JazzML: Computational Jazz Improvisation
Originally inspired by Gillick et al. (2010): "Machine Learning of Jazz Grammars" http://www.mitpressjournals.org/doi/pdf/10.1162/COMJ_a_00006
UPDATE: See branch "research" for the latest working demo of the project. When executed correctly (download all files, run "$ python pipe.py"), assuming all libraries are installed, it will generate guitar improvisation and play it against the prerecorded accompaniment.
Computer jazz improvisation powered by machine learning, specifically trigram modeling, K-Means clustering, and chord inference with SVMs.
Needs to be better modularized.
Dependencies:
- NumPy
- SciPy
- Pandas
- Scikit-Learn
- Matplotlib
In addition, you'll need a couple of specialized music libraries for Python:
- music21 - for MIDI data extraction
- mingus (https://code.google.com/p/mingus/) - for playback
- fluidsynth - for playback
If you just want to read about my work (without running any code), please use the nbviewer for iPython notebooks 6a and 6b, which document the full process (except for parsing the raw MIDI data). Here are the links to my work:
Go into the directory: http://nbviewer.ipython.org/github/evancchow/jazzml/tree/master/oscar/oscar2/
In that directory, take a look at:
Notebook 1, getting the notes and generating the n-grams: 6a. The N-Gram Pipeline Part I.
Notebook 2, all the advanced clustering/classification for the ngrams: 6b. The N-Gram Pipeline, Part II.
Notebook 3, creating and training the SVM needed for (6b): 7. Predictive Chord Modeling with Bitwise Note Vectors.
For viewing those notebooks, if you get a 400 error on the nbviewer, refresh the page once or twice. Working on this error.
Check out the subdirectory "./presentationfiles" if you'd like to see some pictures of generated vs. original music.
I worked mainly in the subdirectory "./oscar/oscar2", so all of my main code is over there (although it's in iPython files, so you'll have to either get iPython or view the ipython files with http://nbviewer.ipython.org/.
If you're new here: Included is a sample MIDI file (Oscar-Peterson-2.mid) for analysis and generation.
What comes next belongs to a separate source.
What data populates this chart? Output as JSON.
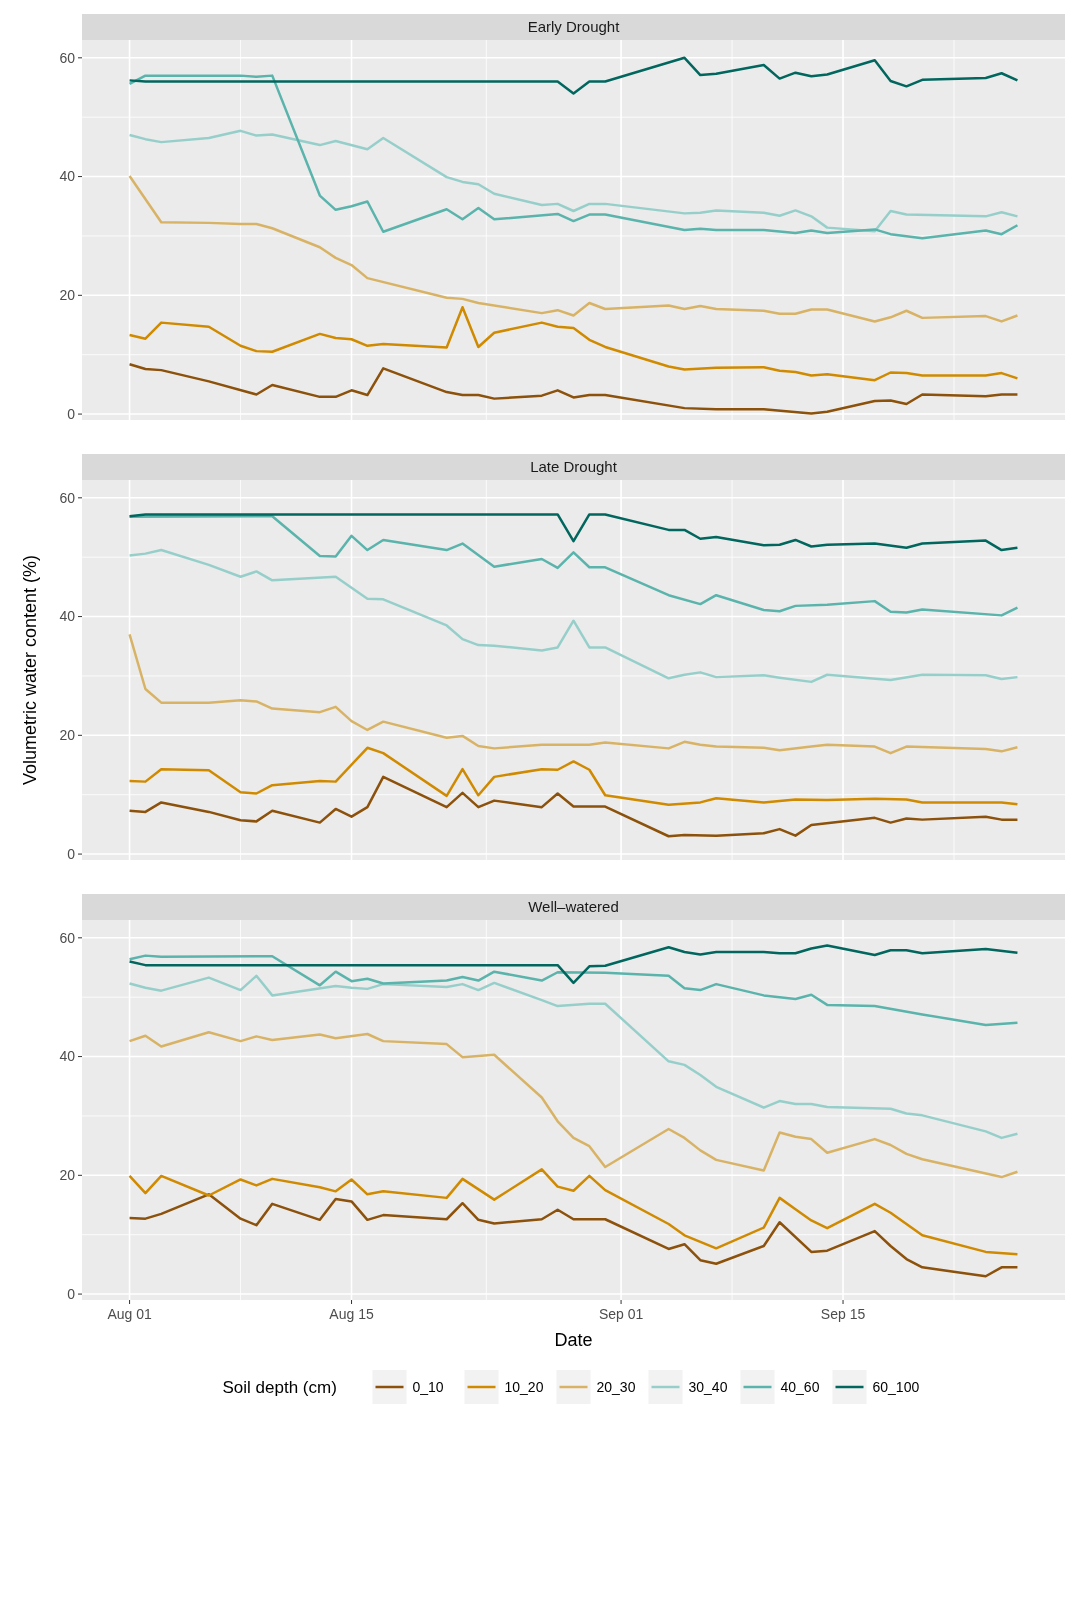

For a quick demo, go to the subdirectory "./oscar/oscar2" and run things in this order (assuming you have the dependencies):
First, run the script oscar2.py as:
$ python oscar2.py > oscar2chords.txt (or $ python oscar2.py > oscar2notes.txt based on stdin)
This should give you two data files which represent the chords and the notes encoded in the original MIDI file: oscar2chords.txt, and oscar2notes.txt.
Next, to generate new notes with the N-Gram model, run iPython notebook 6a: The N-Gram Pipeline, Part I which writes out the n-grams to the file oscar2ngrams.txt.
Next, to generate the chord classifier (SVM) with chord notes, first run iPython notebook 5: Extract Chords to process the raw data in oscar2chords.txt, clean it up, and write it out to oscar2chords_extract.txt. Then run iPython notebook 7: Predictive Chord Modeling with Bitwise Note Vectors, which reads in that just-created file, trains an SVM to return those chords based on consonant pentatonic notes (semirandomly generated), and cPickles that SVM to disk.
Finally, for chord accompaniment and dynamic playback, run notebook 6b: The N-Gram Pipeline, Part II.